According to the U.S. Food and Drug Administration (FDA), the similarities of both types of drugs in aspects such as; dosage, safety, potency, route of administration, quality, performance characteristics and intended use, helps to demonstrate the bioequivalence of the products, meaning that the generic medicine performs the same clinical function as the innovator product.
The FDA stated that, “any generic medicine created with an innovator product as a model must have the same effects in the body. Generic medicines use the same active ingredients as the reference ones and work in the same way, so they have the same risks and benefits.”
In the case of the United States, the FDA’s Generic Drug Program carries out a rigorous control to ensure that generic medicines meet all the standards, inspecting up to 3,500 manufacturing plants per year. This is replicated in several countries around the world, so that the quality and safety of these medicines are assured, as long as they are manufactured in plants that comply with all the GMP (Good Manufacturing Practices) established by WHO.
A study by Fundación Carolina of Spain, carried out in three South American countries (Argentina, Brazil and Uruguay), determined that it is essential to strengthen public policies for the supply of generic medicines, i.e., to stimulate the production, registration and marketing of these medicines. The document also states that incentives for the prescription and provision of these products should be incorporated to facilitate their access to the population. It is important that governments promote prescription policies so that doctors can use the international nonproprietary name in their prescriptions and avoid a link between doctors and laboratories. In this way, citizens will be able to choose the same active ingredient recommended by the doctor from a variety of brands and prices.
On the other hand, the United Nations (UN) reported that a agreement was reached for the production of a generic treatment for HIV prevention in low-income countries. This shows that the struggle being undertaken by some international organizations, governmental entities and private companies is bearing fruit. The goal being that generic medicines can be within the reach of the most vulnerable population.
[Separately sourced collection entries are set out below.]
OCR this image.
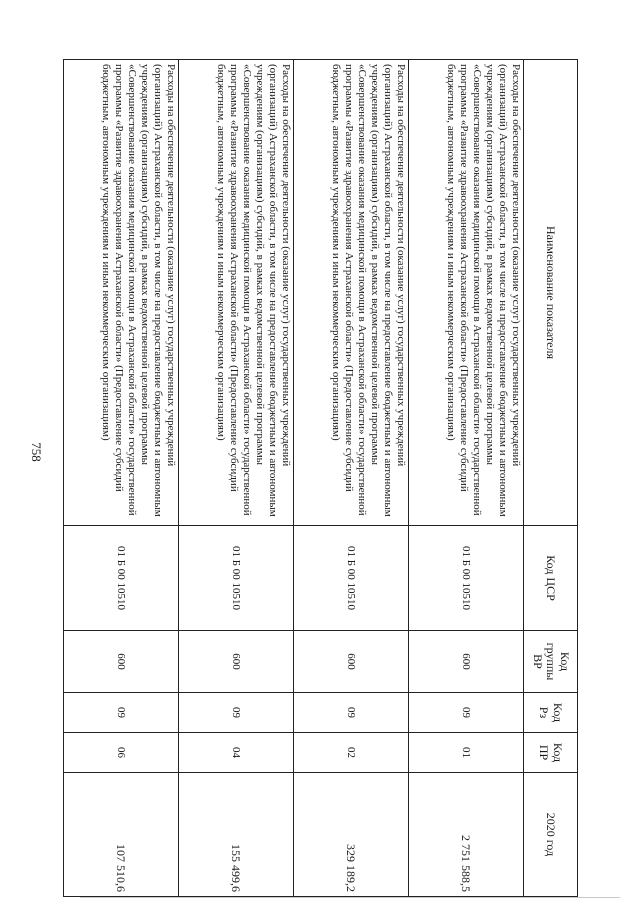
758
Наименование показателя	Код ЦСР	Код группы ВР	Код Рз	Код ПР	2020 год
Расходы на обеспечение деятельности (оказание услуг) государственных учреждений (организаций) Астраханской области, в том числе на предоставление бюджетным и автономным учреждениям (организациям) субсидий, в рамках ведомственной целевой программы «Совершенствование оказания медицинской помощи в Астраханской области» государственной программы «Развитие здравоохранения Астраханской области» (Предоставление субсидий бюджетным, автономным учреждениям и иным некоммерческим организациям)	01 Б 00 10510	600	09	01	2 751 588,5
Расходы на обеспечение деятельности (оказание услуг) государственных учреждений (организаций) Астраханской области, в том числе на предоставление бюджетным и автономным учреждениям (организациям) субсидий, в рамках ведомственной целевой программы «Совершенствование оказания медицинской помощи в Астраханской области» государственной программы «Развитие здравоохранения Астраханской области» (Предоставление субсидий бюджетным, автономным учреждениям и иным некоммерческим организациям)	01 Б 00 10510	600	09	02	329 189,2
Расходы на обеспечение деятельности (оказание услуг) государственных учреждений (организаций) Астраханской области, в том числе на предоставление бюджетным и автономным учреждениям (организациям) субсидий, в рамках ведомственной целевой программы «Совершенствование оказания медицинской помощи в Астраханской области» государственной программы «Развитие здравоохранения Астраханской области» (Предоставление субсидий бюджетным, автономным учреждениям и иным некоммерческим организациям)	01 Б 00 10510	600	09	04	155 499,6
Расходы на обеспечение деятельности (оказание услуг) государственных учреждений (организаций) Астраханской области, в том числе на предоставление бюджетным и автономным учреждениям (организациям) субсидий, в рамках ведомственной целевой программы «Совершенствование оказания медицинской помощи в Астраханской области» государственной программы «Развитие здравоохранения Астраханской области» (Предоставление субсидий бюджетным, автономным учреждениям и иным некоммерческим организациям)	01 Б 00 10510	600	09	06	107 510,6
The entity’s bulletin points out that, “the alliance for the voluntary licensing of patents related to long-acting Cabotegravir, an injectable antiretroviral medicine for HIV prevention, or pre-exposure prophylaxis (PrEP), will help facilitate access to generic formulations of the product in less developed, low-income, lower-middle-income and Sub-Saharan African countries.”
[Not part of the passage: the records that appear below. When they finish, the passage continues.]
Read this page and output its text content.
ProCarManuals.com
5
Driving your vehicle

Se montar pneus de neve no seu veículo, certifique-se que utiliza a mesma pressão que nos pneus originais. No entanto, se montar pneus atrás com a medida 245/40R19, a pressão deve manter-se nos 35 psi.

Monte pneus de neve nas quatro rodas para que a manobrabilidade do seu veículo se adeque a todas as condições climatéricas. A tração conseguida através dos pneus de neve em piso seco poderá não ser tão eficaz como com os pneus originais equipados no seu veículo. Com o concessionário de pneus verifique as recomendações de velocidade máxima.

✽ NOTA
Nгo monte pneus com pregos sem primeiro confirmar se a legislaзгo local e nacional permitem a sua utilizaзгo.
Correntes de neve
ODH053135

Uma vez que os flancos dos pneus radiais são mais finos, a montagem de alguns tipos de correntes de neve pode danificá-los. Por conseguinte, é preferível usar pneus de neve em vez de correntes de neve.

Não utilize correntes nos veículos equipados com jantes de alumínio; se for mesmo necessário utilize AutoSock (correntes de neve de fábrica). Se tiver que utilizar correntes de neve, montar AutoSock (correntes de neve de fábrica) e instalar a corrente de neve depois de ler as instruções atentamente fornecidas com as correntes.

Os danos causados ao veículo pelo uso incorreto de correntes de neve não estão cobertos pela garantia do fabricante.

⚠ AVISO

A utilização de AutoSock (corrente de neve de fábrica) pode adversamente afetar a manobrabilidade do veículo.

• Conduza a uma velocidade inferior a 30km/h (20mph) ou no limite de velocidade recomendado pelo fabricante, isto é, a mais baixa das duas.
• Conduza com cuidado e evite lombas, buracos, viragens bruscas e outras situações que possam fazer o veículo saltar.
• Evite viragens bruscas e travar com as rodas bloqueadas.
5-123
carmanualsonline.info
A generic medicine, according to the FDA, is equivalent to the innovator product in terms of dosing, safety, effectiveness, potency, stability and quality, as well as how it is taken and how it should be used.
Highlight
The FDA states that, “generic medicines use the same active ingredients as the reference ones and work in the same way, so they have the same risks and benefits.”
Figures
3,500 drug manufacturing plants are inspected per year in the United States.